Finalists for Young People’s Literature:
Violet Duncan, Buffalo Dreamer
Nancy Paulsen Books / Penguin Random House
Josh Galarza, The Great Cool Ranch Dorito in the Sky
Henry Holt and Company (BYR) / Macmillan Publishers
Erin Entrada Kelly, The First State of Being
Greenwillow Books / HarperCollins Publishers
Shifa Saltagi Safadi, Kareem Between
G.P. Putnam’s Sons Books for Young Readers / Penguin Random House
Angela Shanté, The Unboxing of a Black Girl
Page Street Publishing
In Buffalo Dreamer, a story inspired by Violet Duncan’s own family history, 12-year-old Summer eagerly anticipates summer vacation until she begins to have vivid, unnerving dreams about an Indigenous girl attempting to escape a real-life residential school. The Great Cool Ranch Dorito in the Sky, Josh Galarza’s debut novel, follows Brett as he grapples with his peers’ scrutiny and judgement after his journal goes viral on social media, and—with the help of unexpected friends—faces his own internalized fatphobia and disordered eating.

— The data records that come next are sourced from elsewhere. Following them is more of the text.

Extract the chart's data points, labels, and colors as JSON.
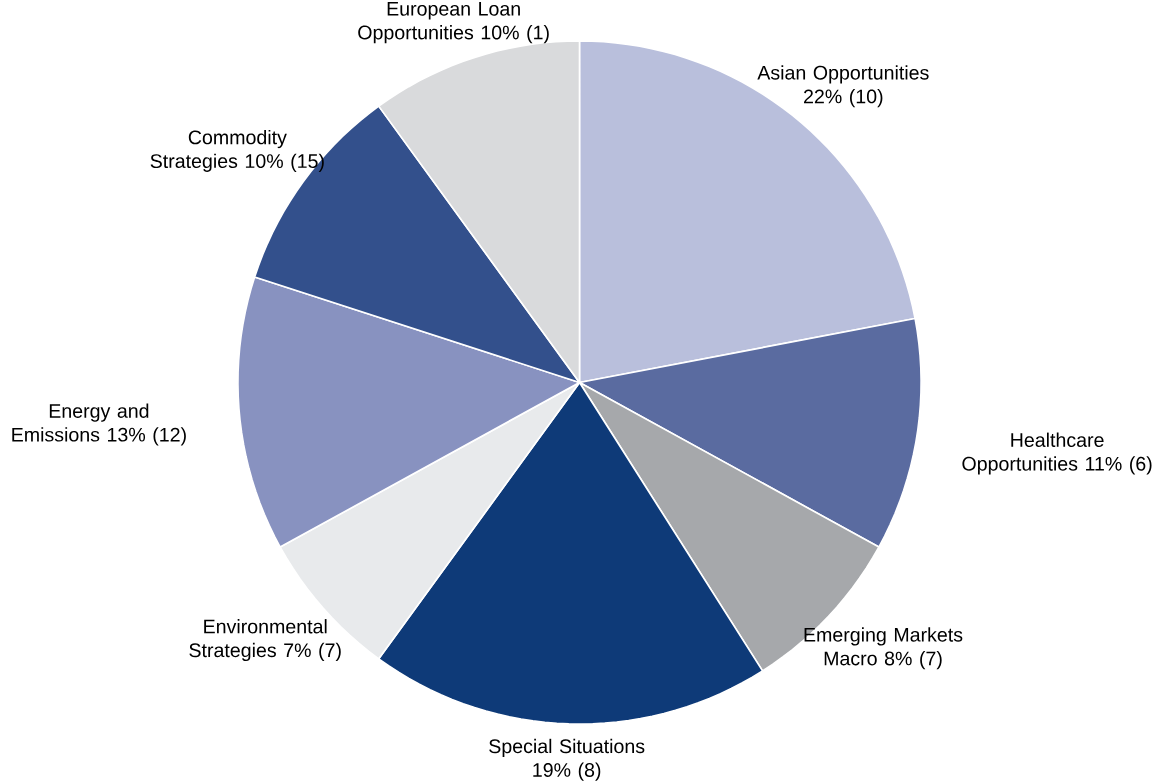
{
  "chart_data": {
    "type": "pie",
    "categories": [
      "Asian Opportunities",
      "Healthcare Opportunities",
      "Emerging Markets Macro",
      "Special Situations",
      "Environmental Strategies",
      "Energy and Emissions",
      "Commodity Strategies",
      "European Loan Opportunities"
    ],
    "values": [
      22,
      11,
      8,
      19,
      7,
      13,
      10,
      10
    ],
    "value_labels": [
      "22% (10)",
      "11% (6)",
      "8% (7)",
      "19% (8)",
      "7% (7)",
      "13% (12)",
      "10% (15)",
      "10% (1)"
    ],
    "colors": [
      "#b9bfdc",
      "#5a6ba0",
      "#a6a8ab",
      "#0e3a78",
      "#e8eaec",
      "#8892c0",
      "#33508c",
      "#d9dadc"
    ]
  }
}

In Erin Entrada Kelly’s The First State of Being, while Michael Rosario is preparing for the impending Y2K crisis by stockpiling supplies and catastrophizing, his life is forever altered by the arrival of Ridge, a mysterious, disoriented teenage boy from the year 2199. Shifa Saltagi Safadi’s novel-in-verse, Kareem Between, chronicles the story of Kareem, a Syrian American Muslim teen stuck in the middle of cultures, parents, and countries as he courageously forges his own moral compass. Angela Shanté reflects on the personal and the political in her ode to Black girlhood—told in vignettes and poems influenced by the author’s upbringing in New York City, The Unboxing of a Black Girl serves as a reminder to be gentle with your heart and your mind in defiance of a society that insists on boxing you in.